Opposing him was Sir Robyn, a lawyer wizard thereby containing the conceptuality of Law while being a wielder of Chaos.
Consuming both was Dargo, a being of Chaos invoking the world-consuming yet nonetheless Neutral Shub-Niggurath to become enormous and kaiju-formed, growing to encompass both in a horrific fleshy Yggdrassil. Chaos and Law united!
Russell, Dargo's player, has not returned since the pandemic. Kind of a perfect end to a player run honestly.
This was also eventually be the origin of JONATHON TOAST. An airship! Made of flesh!
I will talk more on Jonathon Toast as he becomes a gameplay concern, then a running joke, then a joke that's too existentially terrifying to be funny any more.
Wait a sec this was also the first session involving Jeremy Wizard! Charles' characters are famously all just Charles in a wig, so I think a lot of Jeremy's vibes get mixed up with the later iteration Celebus in the group's collective imaginary.
On the Best Death
After the horrors of the Dharga's emergence, the fleeing players in their wagon were assaulted by a dragon! How could I forget that Andromeda was riding a skeletal motorbike at the time??

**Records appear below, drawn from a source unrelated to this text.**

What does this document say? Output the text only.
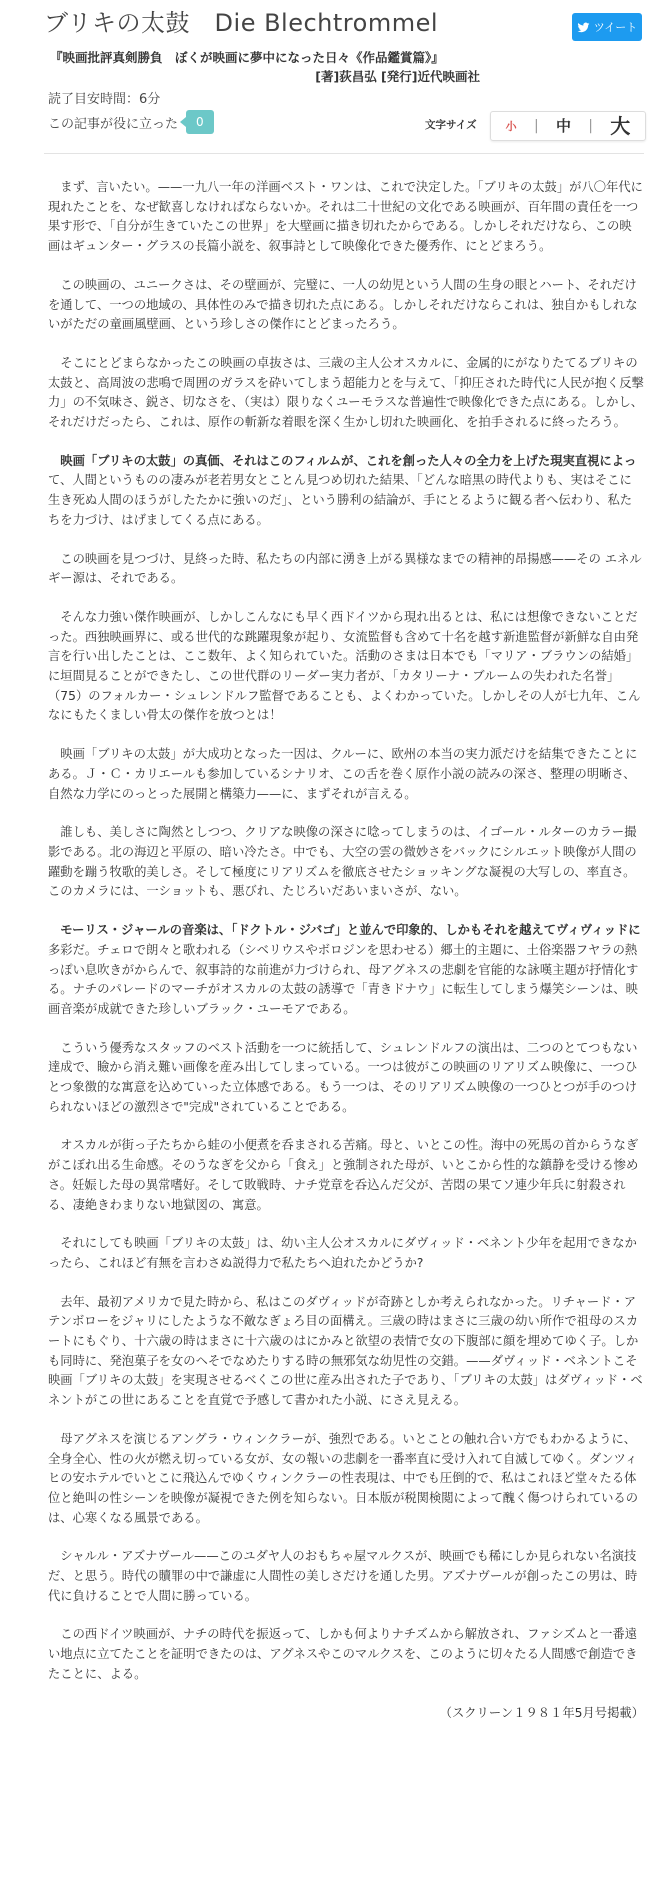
ブリキの太鼓　Die Blechtrommel	ツイート
『映画批評真剣勝負　ぼくが映画に夢中になった日々《作品鑑賞篇》』
[著]荻昌弘 [発行]近代映画社
読了目安時間：6分
この記事が役に立った	0	文字サイズ	小 | 中 | 大

まず、言いたい。——一九八一年の洋画ベスト・ワンは、これで決定した。「ブリキの太鼓」が八〇年代に現れたことを、なぜ歓喜しなければならないか。それは二十世紀の文化である映画が、百年間の責任を一つ果す形で、「自分が生きていたこの世界」を大壁画に描き切れたからである。しかしそれだけなら、この映画はギュンター・グラスの長篇小説を、叙事詩として映像化できた優秀作、にとどまろう。

この映画の、ユニークさは、その壁画が、完璧に、一人の幼児という人間の生身の眼とハート、それだけを通して、一つの地域の、具体性のみで描き切れた点にある。しかしそれだけならこれは、独自かもしれないがただの童画風壁画、という珍しさの傑作にとどまったろう。

そこにとどまらなかったこの映画の卓抜さは、三歳の主人公オスカルに、金属的にがなりたてるブリキの太鼓と、高周波の悲鳴で周囲のガラスを砕いてしまう超能力とを与えて、「抑圧された時代に人民が抱く反撃力」の不気味さ、鋭さ、切なさを、（実は）限りなくユーモラスな普遍性で映像化できた点にある。しかし、それだけだったら、これは、原作の斬新な着眼を深く生かし切れた映画化、を拍手されるに終ったろう。

映画「ブリキの太鼓」の真価、それはこのフィルムが、これを創った人々の全力を上げた現実直視によって、人間というものの凄みが老若男女とことん見つめ切れた結果、「どんな暗黒の時代よりも、実はそこに生き死ぬ人間のほうがしたたかに強いのだ」、という勝利の結論が、手にとるように観る者へ伝わり、私たちを力づけ、はげましてくる点にある。

この映画を見つづけ、見終った時、私たちの内部に湧き上がる異様なまでの精神的昂揚感——その エネルギー源は、それである。

そんな力強い傑作映画が、しかしこんなにも早く西ドイツから現れ出るとは、私には想像できないことだった。西独映画界に、或る世代的な跳躍現象が起り、女流監督も含めて十名を越す新進監督が新鮮な自由発言を行い出したことは、ここ数年、よく知られていた。活動のさまは日本でも「マリア・ブラウンの結婚」に垣間見ることができたし、この世代群のリーダー実力者が、「カタリーナ・ブルームの失われた名誉」（75）のフォルカー・シュレンドルフ監督であることも、よくわかっていた。しかしその人が七九年、こんなにもたくましい骨太の傑作を放つとは！

映画「ブリキの太鼓」が大成功となった一因は、クルーに、欧州の本当の実力派だけを結集できたことにある。Ｊ・Ｃ・カリエールも参加しているシナリオ、この舌を巻く原作小説の読みの深さ、整理の明晰さ、自然な力学にのっとった展開と構築力——に、まずそれが言える。

誰しも、美しさに陶然としつつ、クリアな映像の深さに唸ってしまうのは、イゴール・ルターのカラー撮影である。北の海辺と平原の、暗い冷たさ。中でも、大空の雲の微妙さをバックにシルエット映像が人間の躍動を蹦う牧歌的美しさ。そして極度にリアリズムを徹底させたショッキングな凝視の大写しの、率直さ。このカメラには、一ショットも、悪びれ、たじろいだあいまいさが、ない。

モーリス・ジャールの音楽は、「ドクトル・ジバゴ」と並んで印象的、しかもそれを越えてヴィヴィッドに多彩だ。チェロで朗々と歌われる（シベリウスやボロジンを思わせる）郷土的主題に、土俗楽器フヤラの熱っぽい息吹きがからんで、叙事詩的な前進が力づけられ、母アグネスの悲劇を官能的な詠嘆主題が抒情化する。ナチのパレードのマーチがオスカルの太鼓の誘導で「青きドナウ」に転生してしまう爆笑シーンは、映画音楽が成就できた珍しいブラック・ユーモアである。

こういう優秀なスタッフのベスト活動を一つに統括して、シュレンドルフの演出は、二つのとてつもない達成で、瞼から消え難い画像を産み出してしまっている。一つは彼がこの映画のリアリズム映像に、一つひとつ象徴的な寓意を込めていった立体感である。もう一つは、そのリアリズム映像の一つひとつが手のつけられないほどの激烈さで"完成"されていることである。

オスカルが街っ子たちから蛙の小便煮を呑まされる苦痛。母と、いとこの性。海中の死馬の首からうなぎがこぼれ出る生命感。そのうなぎを父から「食え」と強制された母が、いとこから性的な鎮静を受ける惨めさ。妊娠した母の異常嗜好。そして敗戦時、ナチ党章を呑込んだ父が、苦悶の果てソ連少年兵に射殺される、凄絶きわまりない地獄図の、寓意。

それにしても映画「ブリキの太鼓」は、幼い主人公オスカルにダヴィッド・ベネント少年を起用できなかったら、これほど有無を言わさぬ説得力で私たちへ迫れたかどうか?

去年、最初アメリカで見た時から、私はこのダヴィッドが奇跡としか考えられなかった。リチャード・アテンボローをジャリにしたような不敵なぎょろ目の面構え。三歳の時はまさに三歳の幼い所作で祖母のスカートにもぐり、十六歳の時はまさに十六歳のはにかみと欲望の表情で女の下腹部に顔を埋めてゆく子。しかも同時に、発泡菓子を女のヘそでなめたりする時の無邪気な幼児性の交錯。——ダヴィッド・ベネントこそ映画「ブリキの太鼓」を実現させるべくこの世に産み出された子であり、「ブリキの太鼓」はダヴィッド・ベネントがこの世にあることを直覚で予感して書かれた小説、にさえ見える。

母アグネスを演じるアングラ・ウィンクラーが、強烈である。いとことの触れ合い方でもわかるように、全身全心、性の火が燃え切っている女が、女の報いの悲劇を一番率直に受け入れて自滅してゆく。ダンツィヒの安ホテルでいとこに飛込んでゆくウィンクラーの性表現は、中でも圧倒的で、私はこれほど堂々たる体位と絶叫の性シーンを映像が凝視できた例を知らない。日本版が税関検閲によって醜く傷つけられているのは、心寒くなる風景である。

シャルル・アズナヴール——このユダヤ人のおもちゃ屋マルクスが、映画でも稀にしか見られない名演技だ、と思う。時代の贖罪の中で謙虚に人間性の美しさだけを通した男。アズナヴールが創ったこの男は、時代に負けることで人間に勝っている。

この西ドイツ映画が、ナチの時代を振返って、しかも何よりナチズムから解放され、ファシズムと一番遠い地点に立てたことを証明できたのは、アグネスやこのマルクスを、このように切々たる人間感で創造できたことに、よる。

（スクリーン１９８１年5月号掲載）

During the dragon's assault Tom's character is thrown out of the wagon by a mis-thrown grenade, flies through the air, casts Dig Grave, thumps into said grave, and instantly dies.

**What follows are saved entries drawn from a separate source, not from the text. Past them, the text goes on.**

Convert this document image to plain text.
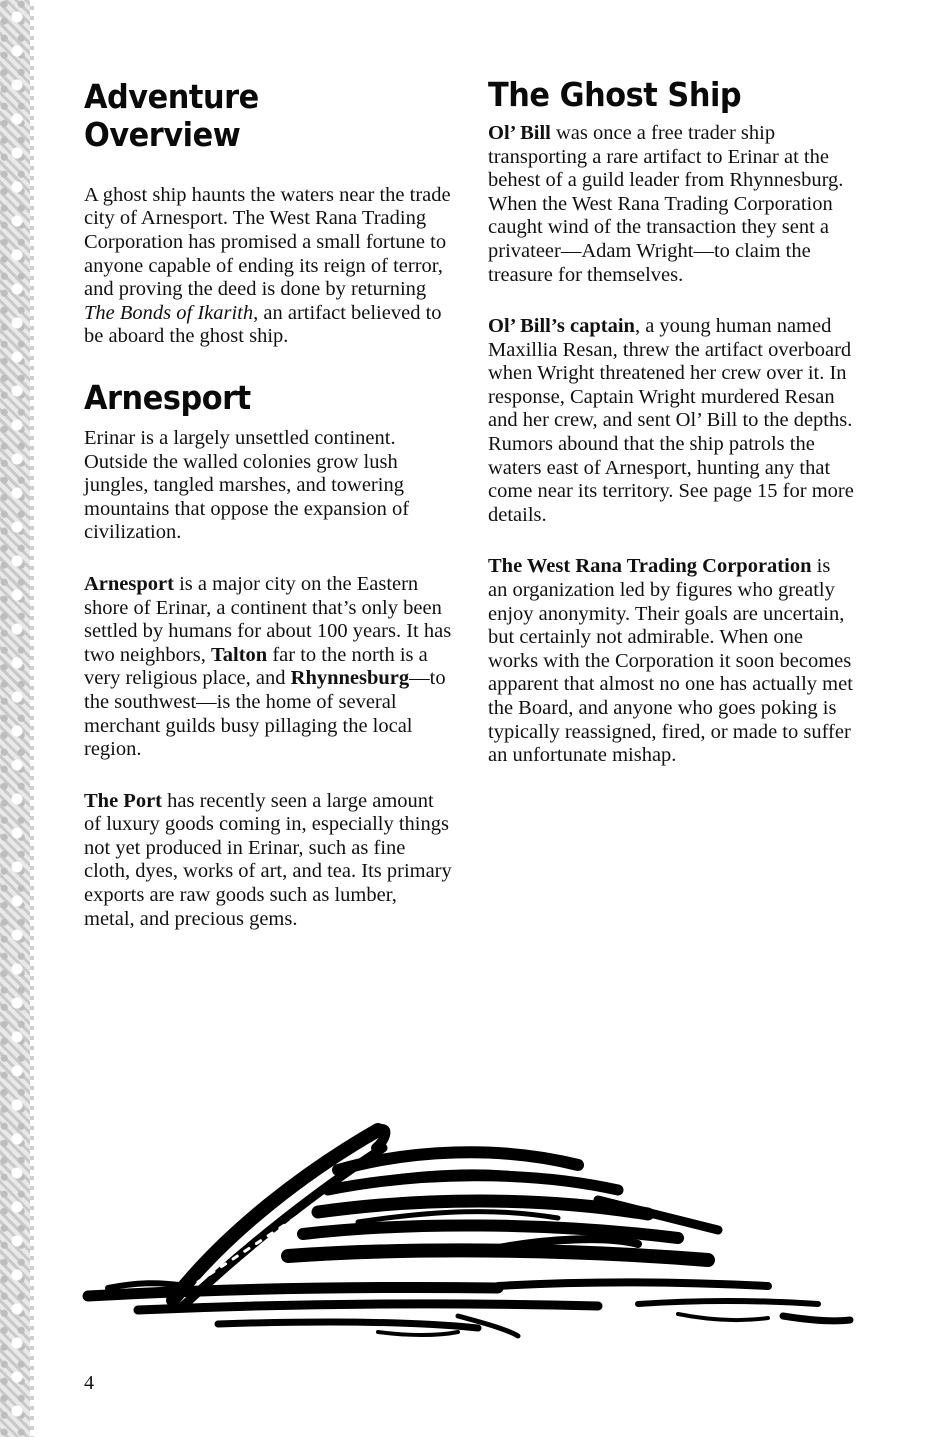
Adventure Overview

A ghost ship haunts the waters near the trade city of Arnesport. The West Rana Trading Corporation has promised a small fortune to anyone capable of ending its reign of terror, and proving the deed is done by returning The Bonds of Ikarith, an artifact believed to be aboard the ghost ship.

Arnesport

Erinar is a largely unsettled continent. Outside the walled colonies grow lush jungles, tangled marshes, and towering mountains that oppose the expansion of civilization.

Arnesport is a major city on the Eastern shore of Erinar, a continent that’s only been settled by humans for about 100 years. It has two neighbors, Talton far to the north is a very religious place, and Rhynnesburg—to the southwest—is the home of several merchant guilds busy pillaging the local region.

The Port has recently seen a large amount of luxury goods coming in, especially things not yet produced in Erinar, such as fine cloth, dyes, works of art, and tea. Its primary exports are raw goods such as lumber, metal, and precious gems.

The Ghost Ship

Ol’ Bill was once a free trader ship transporting a rare artifact to Erinar at the behest of a guild leader from Rhynnesburg. When the West Rana Trading Corporation caught wind of the transaction they sent a privateer—Adam Wright—to claim the treasure for themselves.

Ol’ Bill’s captain, a young human named Maxillia Resan, threw the artifact overboard when Wright threatened her crew over it. In response, Captain Wright murdered Resan and her crew, and sent Ol’ Bill to the depths. Rumors abound that the ship patrols the waters east of Arnesport, hunting any that come near its territory. See page 15 for more details.

The West Rana Trading Corporation is an organization led by figures who greatly enjoy anonymity. Their goals are uncertain, but certainly not admirable. When one works with the Corporation it soon becomes apparent that almost no one has actually met the Board, and anyone who goes poking is typically reassigned, fired, or made to suffer an unfortunate mishap.

4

Honestly it brings a tear to my eye.
Technically Rivière is still alive because this was a Necromancer Chaos Burst that caused temporary death, but since he never returned one must imagine that he died in that self-dug grave.
On Evicting Styx
18 August 2020 - 20 August 2024
On Evicting Styx
Ok for real this time.
Their last act as Lockdown drew in is, in retrospect, a real Scouring of the Shire capstone to this era.
They capture the Styxmind in a giant flesh tree. They claim a wagonful of Iron Rations to take back to New Moondin. They escape a dragon attack.
They return home... and find that an iteration of Styx has taken over the place in a Seraphim previously occupied by The Lady!
I remember expecting this to be a whole cool subterfuge-centred segment of the campaign.
Uniting factions, scraping together the remnants of the old order, feints and direct targeted strikes to restore New Moondin to its former glory.
Alas, the Lockdown came slamming in! The New Moondin plot was resolved via a concordance of allies and shenanigans (which to be fair is a very satisfactory way for a plot to be resolved), and we had to retreat behind our laptops for MONTHS!